When you buy a book at a bookstore, you physically own the copy and have complete autonomy to do whatever you want to it. But when you buy a digital copy of the very same title, Kindle technically licenses it to you. If it wants, it can remove it since you don't own the copy, per se. That's the gray area of personal ownership that Perzanowski and Schultz explore in the enraging and revelatory End of Ownership.
It goes without saying that digital goods like streaming services, cloud storage, wearables, digital books, and more, provide people the chance to enjoy a wide variety of features and services.
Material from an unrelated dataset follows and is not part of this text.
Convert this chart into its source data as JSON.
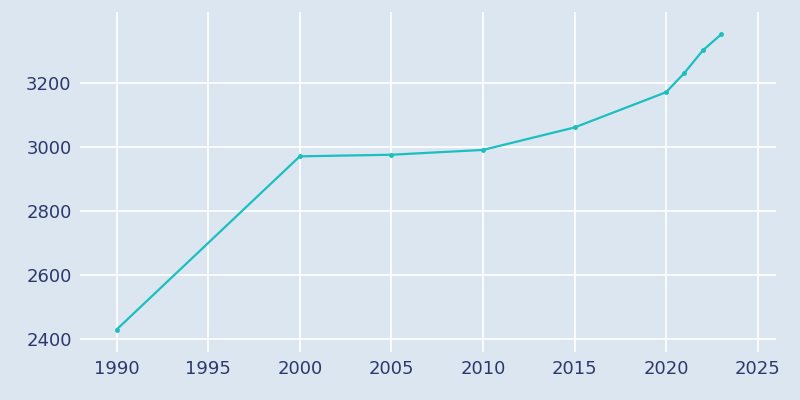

But the tradeoff also involves a certain degree of compromised privacy, technical limits, and user agreements that most of us don't bother to truly grapple with.
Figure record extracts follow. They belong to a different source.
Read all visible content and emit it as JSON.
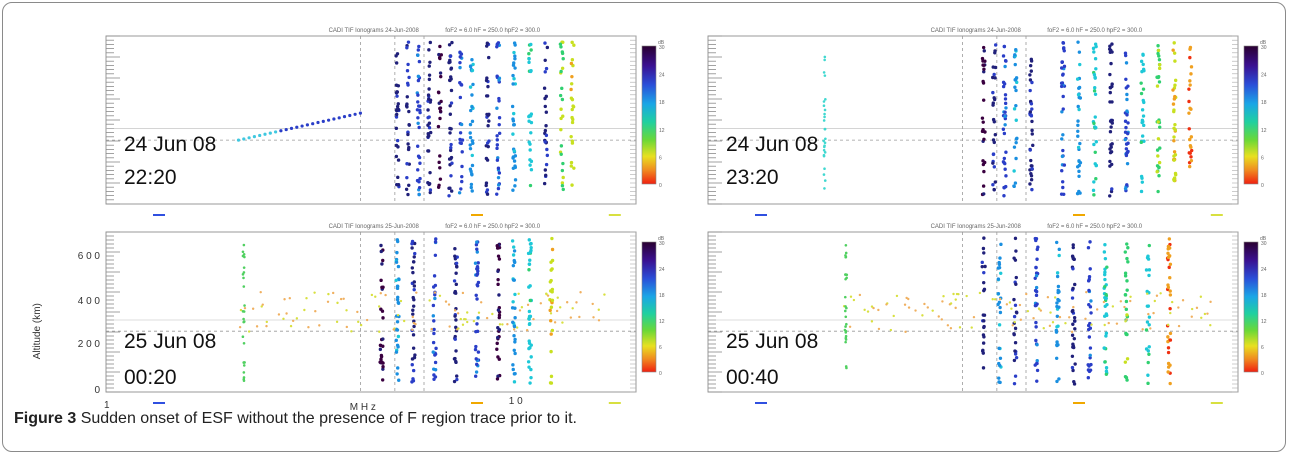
{
  "figure": {
    "label": "Figure 3",
    "caption_text": "Sudden onset of ESF without the presence of F region trace prior to it."
  },
  "axes": {
    "ylabel": "Altitude (km)",
    "xlabel": "M H z",
    "x_tick_1": "1",
    "x_tick_10": "1 0",
    "y_ticks": [
      "0",
      "2 0 0",
      "4 0 0",
      "6 0 0"
    ]
  },
  "panels": [
    {
      "id": "p1",
      "date": "24 Jun 08",
      "time": "22:20",
      "title_small": "CADI TIF Ionograms     24-Jun-2008",
      "params": "foF2 = 6.0  hF = 250.0  hpF2 = 300.0"
    },
    {
      "id": "p2",
      "date": "24 Jun 08",
      "time": "23:20",
      "title_small": "CADI TIF Ionograms     24-Jun-2008",
      "params": "foF2 = 6.0  hF = 250.0  hpF2 = 300.0"
    },
    {
      "id": "p3",
      "date": "25 Jun 08",
      "time": "00:20",
      "title_small": "CADI TIF Ionograms     25-Jun-2008",
      "params": "foF2 = 6.0  hF = 250.0  hpF2 = 300.0"
    },
    {
      "id": "p4",
      "date": "25 Jun 08",
      "time": "00:40",
      "title_small": "CADI TIF Ionograms     25-Jun-2008",
      "params": "foF2 = 6.0  hF = 250.0  hpF2 = 300.0"
    }
  ],
  "colorbar": {
    "unit": "dB",
    "labels": [
      "30",
      "24",
      "18",
      "12",
      "6",
      "0"
    ]
  },
  "colors": {
    "scale": [
      "#3a0040",
      "#20207a",
      "#2a3ec8",
      "#1a8fe0",
      "#1ec8d8",
      "#30d070",
      "#c8e020",
      "#f0a020",
      "#f03010"
    ]
  }
}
Perhaps the best example that demonstrates how empty the word "ownership" has become in the digital age is a Fitbit tracker. Yes, you own the physical device, but the data the device records belongs to Fitbit. Even after you delete your account, Fitbit reserves the right to use your data indefinitely.
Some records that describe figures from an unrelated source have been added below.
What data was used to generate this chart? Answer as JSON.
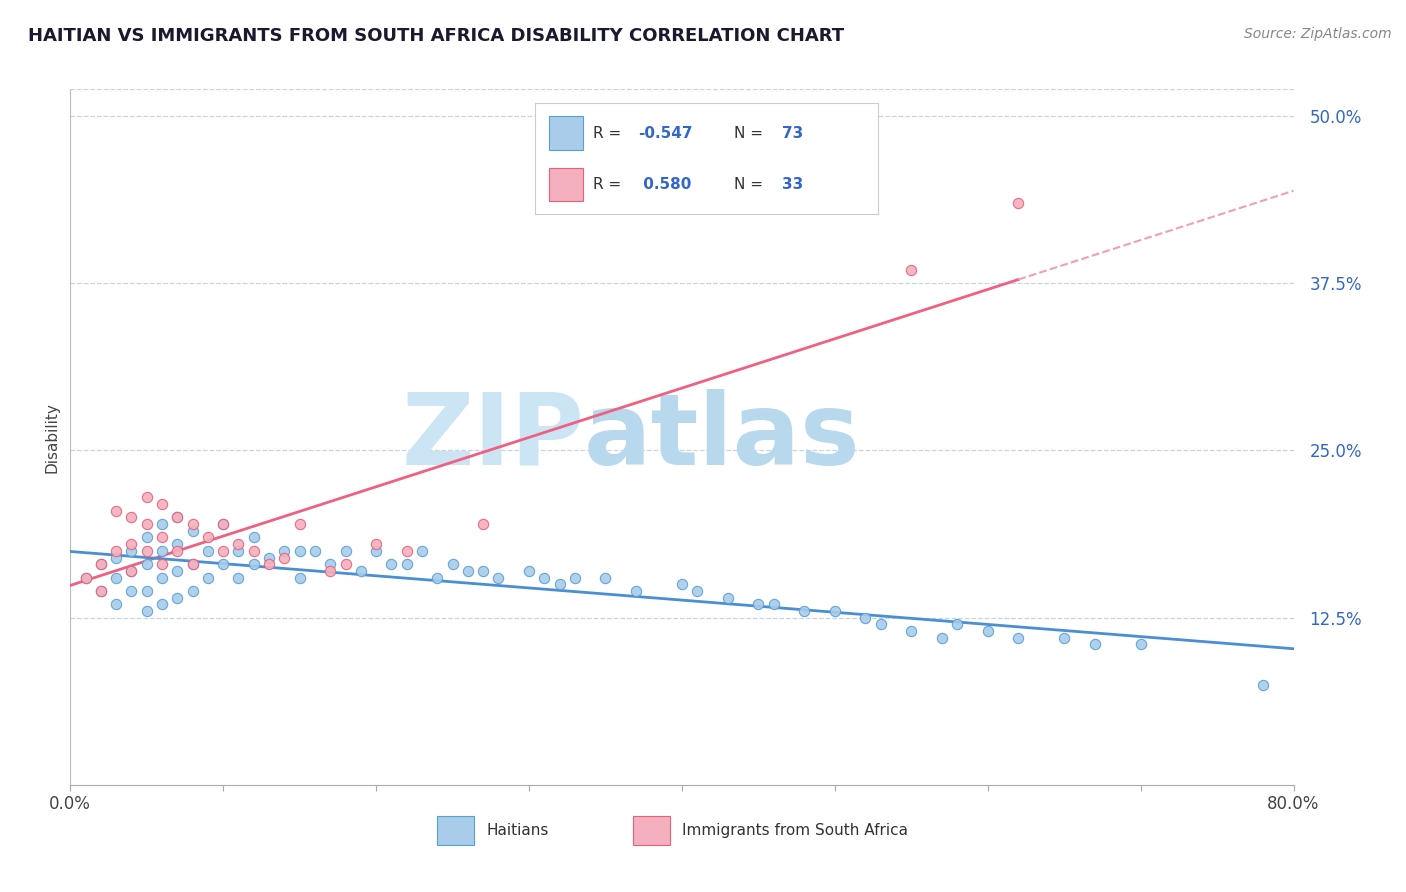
{
  "title": "HAITIAN VS IMMIGRANTS FROM SOUTH AFRICA DISABILITY CORRELATION CHART",
  "source_text": "Source: ZipAtlas.com",
  "ylabel": "Disability",
  "xlim": [
    0.0,
    0.8
  ],
  "ylim": [
    0.0,
    0.52
  ],
  "xticks": [
    0.0,
    0.1,
    0.2,
    0.3,
    0.4,
    0.5,
    0.6,
    0.7,
    0.8
  ],
  "xticklabels": [
    "0.0%",
    "",
    "",
    "",
    "",
    "",
    "",
    "",
    "80.0%"
  ],
  "yticks": [
    0.125,
    0.25,
    0.375,
    0.5
  ],
  "yticklabels": [
    "12.5%",
    "25.0%",
    "37.5%",
    "50.0%"
  ],
  "haitian_color": "#a8ccea",
  "sa_color": "#f4b0be",
  "haitian_edge_color": "#5a9fd4",
  "sa_edge_color": "#e8607a",
  "haitian_line_color": "#4a8fd4",
  "sa_line_color": "#f06080",
  "sa_line_dashed_color": "#f0a0b0",
  "R_haitian": -0.547,
  "N_haitian": 73,
  "R_sa": 0.58,
  "N_sa": 33,
  "watermark_zip": "ZIP",
  "watermark_atlas": "atlas",
  "watermark_color": "#cce5f5",
  "watermark_atlas_color": "#b0cce0",
  "background_color": "#ffffff",
  "grid_color": "#c8d4e4",
  "haitian_x": [
    0.01,
    0.02,
    0.02,
    0.03,
    0.03,
    0.03,
    0.04,
    0.04,
    0.04,
    0.05,
    0.05,
    0.05,
    0.05,
    0.06,
    0.06,
    0.06,
    0.06,
    0.07,
    0.07,
    0.07,
    0.07,
    0.08,
    0.08,
    0.08,
    0.09,
    0.09,
    0.1,
    0.1,
    0.11,
    0.11,
    0.12,
    0.12,
    0.13,
    0.14,
    0.15,
    0.15,
    0.16,
    0.17,
    0.18,
    0.19,
    0.2,
    0.21,
    0.22,
    0.23,
    0.24,
    0.25,
    0.26,
    0.27,
    0.28,
    0.3,
    0.31,
    0.32,
    0.33,
    0.35,
    0.37,
    0.4,
    0.41,
    0.43,
    0.45,
    0.46,
    0.48,
    0.5,
    0.52,
    0.53,
    0.55,
    0.57,
    0.58,
    0.6,
    0.62,
    0.65,
    0.67,
    0.7,
    0.78
  ],
  "haitian_y": [
    0.155,
    0.165,
    0.145,
    0.17,
    0.155,
    0.135,
    0.175,
    0.16,
    0.145,
    0.185,
    0.165,
    0.145,
    0.13,
    0.195,
    0.175,
    0.155,
    0.135,
    0.2,
    0.18,
    0.16,
    0.14,
    0.19,
    0.165,
    0.145,
    0.175,
    0.155,
    0.195,
    0.165,
    0.175,
    0.155,
    0.185,
    0.165,
    0.17,
    0.175,
    0.175,
    0.155,
    0.175,
    0.165,
    0.175,
    0.16,
    0.175,
    0.165,
    0.165,
    0.175,
    0.155,
    0.165,
    0.16,
    0.16,
    0.155,
    0.16,
    0.155,
    0.15,
    0.155,
    0.155,
    0.145,
    0.15,
    0.145,
    0.14,
    0.135,
    0.135,
    0.13,
    0.13,
    0.125,
    0.12,
    0.115,
    0.11,
    0.12,
    0.115,
    0.11,
    0.11,
    0.105,
    0.105,
    0.075
  ],
  "sa_x": [
    0.01,
    0.02,
    0.02,
    0.03,
    0.03,
    0.04,
    0.04,
    0.04,
    0.05,
    0.05,
    0.05,
    0.06,
    0.06,
    0.06,
    0.07,
    0.07,
    0.08,
    0.08,
    0.09,
    0.1,
    0.1,
    0.11,
    0.12,
    0.13,
    0.14,
    0.15,
    0.17,
    0.18,
    0.2,
    0.22,
    0.27,
    0.55,
    0.62
  ],
  "sa_y": [
    0.155,
    0.165,
    0.145,
    0.205,
    0.175,
    0.2,
    0.18,
    0.16,
    0.215,
    0.195,
    0.175,
    0.21,
    0.185,
    0.165,
    0.2,
    0.175,
    0.195,
    0.165,
    0.185,
    0.195,
    0.175,
    0.18,
    0.175,
    0.165,
    0.17,
    0.195,
    0.16,
    0.165,
    0.18,
    0.175,
    0.195,
    0.385,
    0.435
  ],
  "legend_R_color": "#3366cc",
  "legend_N_color": "#3366cc"
}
“When we say that personal property rights are being eroded or eliminated in the digital marketplace, we mean that rights to use, to control, to keep, and to transfer purchases – physical and digital – are being plucked from the bundle of rights purchasers have historically enjoyed and given instead to IP rights holders.”
The End of Ownership
“That in turn means that those rights holders are given greater control over how each of us consume media, use our devices, interact with our friends and family, spend our money, and live our lives. Cast in these terms, it is clear that there is a looming conflict between the respective rights of consumers and IP rights holders.”
The End of Ownership
Another example of how personal property (specifically data ownership) became dicey with the shift from analog media to digital media is cloud storage. According to various end-user-agreements, as the End of Ownership astutely points out, companies can maintain access to your data for as long as they need to — even if you're not a fan of the idea. Author Dan Gray discusses the same issue in Data Ownership In The Cloud.
Companies insist that DRM helps to fight copyright infringement, but critics like Perzanowski and Schultz blast DRM for crushing competition and innovation, and restricting how everyday users interact with technical media like ebooks off Amazon, video games and authentication servers, smartphone apps, and much more.
“While not nearly as dramatic as flamethrowers and fighting robot dogs, the unilateral right to enforce such restrictions through DRM exerts many of the types of social control [Fahrenheit 451's author Ray Bradbury] feared. Reading, listening, and watching become contingent and surveilled.”
At the core of End of Ownership, Perzanowski and Schultz warn us about the perils of thinking too optimistically about tradeoffs between services and property rights. But they end on a hopeful and prudential note: more rights for consumers will enable more autonomy and self-direction in the marketplace.
More autonomy will help people make better and lawful choices when they use digital goods. Technology's purpose, as the authors argue, should be to empower the consumer, not chain them in half-understood arbitrary rules. For this reason alone, the refreshingly straightforward End of Ownership is worth checking out.